Intercept surveys at the five highest traffic bikeshare stations resulted in nearly 340 survey responses providing insight into those who purchased 1-day and 5-day memberships. Analysis revealed that the average casual user is a well-educated, Caucasian female between the ages of 25 and 34, a frequent cyclist, a domestic tourist and travels with a group. The gender, racial and group elements of this casual user differs from both the profile of the typical CaBi annual member and the typical Washington DC bicyclist. Additionally, a majority this audience reported that they learned about and decided to use CaBi based on either seeing the CaBi stations, or being referred by a friend. If CaBi wishes to attract more casual users, targeted marketing tactics could include enhancing the visibility and availability of bicycles in hightourist traffic areas, reaching potential tourist users by marketing through their hotels and transportation providers, and focusing marketing messages on the social aspects of bicycling.
The purpose of the second part of this study was to gain a better understanding of bikeshare systems and their operations worldwide. Through a series of outreach and research efforts, detailed responses from eight contemporary systems were collected and analyzed with the goal of selecting applicable best-practices for CaBi to improve their operations and procedures. In many respects, CaBi is already at the leading edge of the industry in maximizing ridership, however several areas of potential improvement were noted.
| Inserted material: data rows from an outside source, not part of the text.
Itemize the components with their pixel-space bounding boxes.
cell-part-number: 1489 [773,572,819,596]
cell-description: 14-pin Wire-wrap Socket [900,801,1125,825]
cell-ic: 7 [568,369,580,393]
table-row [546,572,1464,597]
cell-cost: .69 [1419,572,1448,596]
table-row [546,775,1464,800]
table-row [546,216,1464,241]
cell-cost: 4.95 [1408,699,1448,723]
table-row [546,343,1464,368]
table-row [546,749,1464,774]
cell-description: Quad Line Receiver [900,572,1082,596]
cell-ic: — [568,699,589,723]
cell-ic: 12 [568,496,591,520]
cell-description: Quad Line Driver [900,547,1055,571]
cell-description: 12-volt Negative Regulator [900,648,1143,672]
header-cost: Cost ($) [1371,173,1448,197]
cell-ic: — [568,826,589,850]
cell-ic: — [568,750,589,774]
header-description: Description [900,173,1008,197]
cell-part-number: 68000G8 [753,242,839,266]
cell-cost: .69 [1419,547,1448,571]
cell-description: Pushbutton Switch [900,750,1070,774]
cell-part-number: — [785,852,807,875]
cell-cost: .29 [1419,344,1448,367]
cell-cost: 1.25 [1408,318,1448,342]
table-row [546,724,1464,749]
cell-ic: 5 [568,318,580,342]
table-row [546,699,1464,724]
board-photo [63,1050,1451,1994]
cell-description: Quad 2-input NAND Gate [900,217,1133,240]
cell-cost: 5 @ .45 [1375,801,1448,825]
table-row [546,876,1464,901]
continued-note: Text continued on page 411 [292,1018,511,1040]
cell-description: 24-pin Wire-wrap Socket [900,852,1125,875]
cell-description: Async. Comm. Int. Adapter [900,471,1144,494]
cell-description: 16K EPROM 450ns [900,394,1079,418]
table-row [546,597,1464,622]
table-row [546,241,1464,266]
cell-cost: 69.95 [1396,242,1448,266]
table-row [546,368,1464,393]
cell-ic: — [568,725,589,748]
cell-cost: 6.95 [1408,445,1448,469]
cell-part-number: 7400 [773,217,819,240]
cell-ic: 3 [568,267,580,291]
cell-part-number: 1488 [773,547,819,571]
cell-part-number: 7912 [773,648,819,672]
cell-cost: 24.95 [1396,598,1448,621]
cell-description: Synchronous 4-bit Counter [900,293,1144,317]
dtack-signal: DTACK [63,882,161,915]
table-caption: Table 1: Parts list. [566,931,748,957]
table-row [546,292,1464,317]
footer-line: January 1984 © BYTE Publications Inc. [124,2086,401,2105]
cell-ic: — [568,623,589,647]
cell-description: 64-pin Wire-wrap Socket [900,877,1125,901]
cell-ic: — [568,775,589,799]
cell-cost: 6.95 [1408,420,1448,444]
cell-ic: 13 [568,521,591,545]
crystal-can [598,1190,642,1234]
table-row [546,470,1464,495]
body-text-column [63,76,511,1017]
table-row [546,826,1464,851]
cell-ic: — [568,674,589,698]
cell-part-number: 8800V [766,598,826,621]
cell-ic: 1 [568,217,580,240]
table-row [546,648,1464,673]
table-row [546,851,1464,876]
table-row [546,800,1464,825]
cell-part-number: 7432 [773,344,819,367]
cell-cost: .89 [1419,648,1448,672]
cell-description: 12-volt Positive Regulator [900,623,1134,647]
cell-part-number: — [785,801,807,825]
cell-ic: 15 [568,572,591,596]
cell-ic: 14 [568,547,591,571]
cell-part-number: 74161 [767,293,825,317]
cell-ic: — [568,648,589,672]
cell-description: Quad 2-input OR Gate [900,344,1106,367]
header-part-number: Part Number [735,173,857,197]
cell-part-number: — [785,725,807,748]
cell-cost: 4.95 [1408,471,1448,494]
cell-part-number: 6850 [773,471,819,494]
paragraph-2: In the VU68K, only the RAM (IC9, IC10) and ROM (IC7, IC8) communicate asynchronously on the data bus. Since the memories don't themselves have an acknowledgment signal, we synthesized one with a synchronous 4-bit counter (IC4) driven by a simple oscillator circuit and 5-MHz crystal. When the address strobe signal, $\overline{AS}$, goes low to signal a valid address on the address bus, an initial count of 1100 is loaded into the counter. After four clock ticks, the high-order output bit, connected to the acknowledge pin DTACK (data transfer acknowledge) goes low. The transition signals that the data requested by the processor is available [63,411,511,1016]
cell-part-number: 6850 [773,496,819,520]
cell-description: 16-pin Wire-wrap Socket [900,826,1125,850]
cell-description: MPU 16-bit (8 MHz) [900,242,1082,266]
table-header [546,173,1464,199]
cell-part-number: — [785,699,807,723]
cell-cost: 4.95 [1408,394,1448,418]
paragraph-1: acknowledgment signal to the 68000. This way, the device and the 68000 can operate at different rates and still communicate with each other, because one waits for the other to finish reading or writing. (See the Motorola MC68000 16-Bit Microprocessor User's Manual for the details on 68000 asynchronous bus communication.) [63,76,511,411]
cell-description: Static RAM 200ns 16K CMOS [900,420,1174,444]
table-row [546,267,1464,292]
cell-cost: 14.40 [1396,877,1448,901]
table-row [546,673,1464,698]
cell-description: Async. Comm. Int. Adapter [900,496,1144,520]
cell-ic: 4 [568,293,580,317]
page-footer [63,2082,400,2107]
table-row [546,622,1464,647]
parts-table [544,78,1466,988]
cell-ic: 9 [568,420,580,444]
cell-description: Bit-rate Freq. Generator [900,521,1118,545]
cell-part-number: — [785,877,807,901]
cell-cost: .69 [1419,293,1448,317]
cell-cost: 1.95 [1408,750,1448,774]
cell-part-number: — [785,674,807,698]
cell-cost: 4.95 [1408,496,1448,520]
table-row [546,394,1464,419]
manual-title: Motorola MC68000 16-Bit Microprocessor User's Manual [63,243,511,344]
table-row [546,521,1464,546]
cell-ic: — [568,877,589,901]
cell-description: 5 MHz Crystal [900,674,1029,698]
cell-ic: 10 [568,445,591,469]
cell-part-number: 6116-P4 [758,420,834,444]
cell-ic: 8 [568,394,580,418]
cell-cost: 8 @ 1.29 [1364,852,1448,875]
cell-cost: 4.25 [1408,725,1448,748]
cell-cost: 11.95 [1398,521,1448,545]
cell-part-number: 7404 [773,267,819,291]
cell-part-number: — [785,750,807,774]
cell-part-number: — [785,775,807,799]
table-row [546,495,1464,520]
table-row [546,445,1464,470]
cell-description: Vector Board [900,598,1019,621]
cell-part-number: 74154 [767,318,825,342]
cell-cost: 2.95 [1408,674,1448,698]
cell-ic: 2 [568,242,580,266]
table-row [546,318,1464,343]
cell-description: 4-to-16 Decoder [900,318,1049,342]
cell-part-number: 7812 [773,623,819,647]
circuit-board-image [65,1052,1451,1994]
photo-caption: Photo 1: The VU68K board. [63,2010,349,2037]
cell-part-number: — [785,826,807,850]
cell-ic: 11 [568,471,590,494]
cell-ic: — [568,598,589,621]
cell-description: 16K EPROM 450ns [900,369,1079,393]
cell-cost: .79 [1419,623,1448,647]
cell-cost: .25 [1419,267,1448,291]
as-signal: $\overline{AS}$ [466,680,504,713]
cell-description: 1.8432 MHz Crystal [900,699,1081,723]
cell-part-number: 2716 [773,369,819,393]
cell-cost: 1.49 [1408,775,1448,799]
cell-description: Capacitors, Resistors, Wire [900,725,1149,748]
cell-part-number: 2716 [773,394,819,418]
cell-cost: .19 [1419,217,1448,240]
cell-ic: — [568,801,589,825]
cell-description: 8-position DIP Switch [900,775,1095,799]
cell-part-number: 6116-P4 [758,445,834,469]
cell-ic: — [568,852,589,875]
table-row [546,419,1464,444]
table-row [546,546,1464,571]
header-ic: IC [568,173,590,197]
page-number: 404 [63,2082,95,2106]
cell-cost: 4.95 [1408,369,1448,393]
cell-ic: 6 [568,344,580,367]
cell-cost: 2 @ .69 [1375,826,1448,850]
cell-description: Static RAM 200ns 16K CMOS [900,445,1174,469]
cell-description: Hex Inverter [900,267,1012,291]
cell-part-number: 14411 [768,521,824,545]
Rebalancing efforts have the potential to become more technologically sophisticated, including the use of predictive modeling and route mapping for balancing vehicles. This would have the secondary benefit of reducing reliance upon institutional knowledge of staff members, thus reducing the impact of staff turnover. Satellite storage and repair facilities will be needed as the system expands further from the main location in Washington, District of Columbia (D.C.). Targeted marketing to low-ridership regions and under-represented groups could have the benefit of improving balancing and capitalizing on existing infrastructure while broadening the membership base. Exploring true peak station demand through the use of unannounced “bottomless stations” was highlighted as an important method for informing potential enhanced operations corridors. The efficiencies of balancing vehicles in the CaBi fleet was questioned as well, given that they are in the minority of systems by not employing open trailers.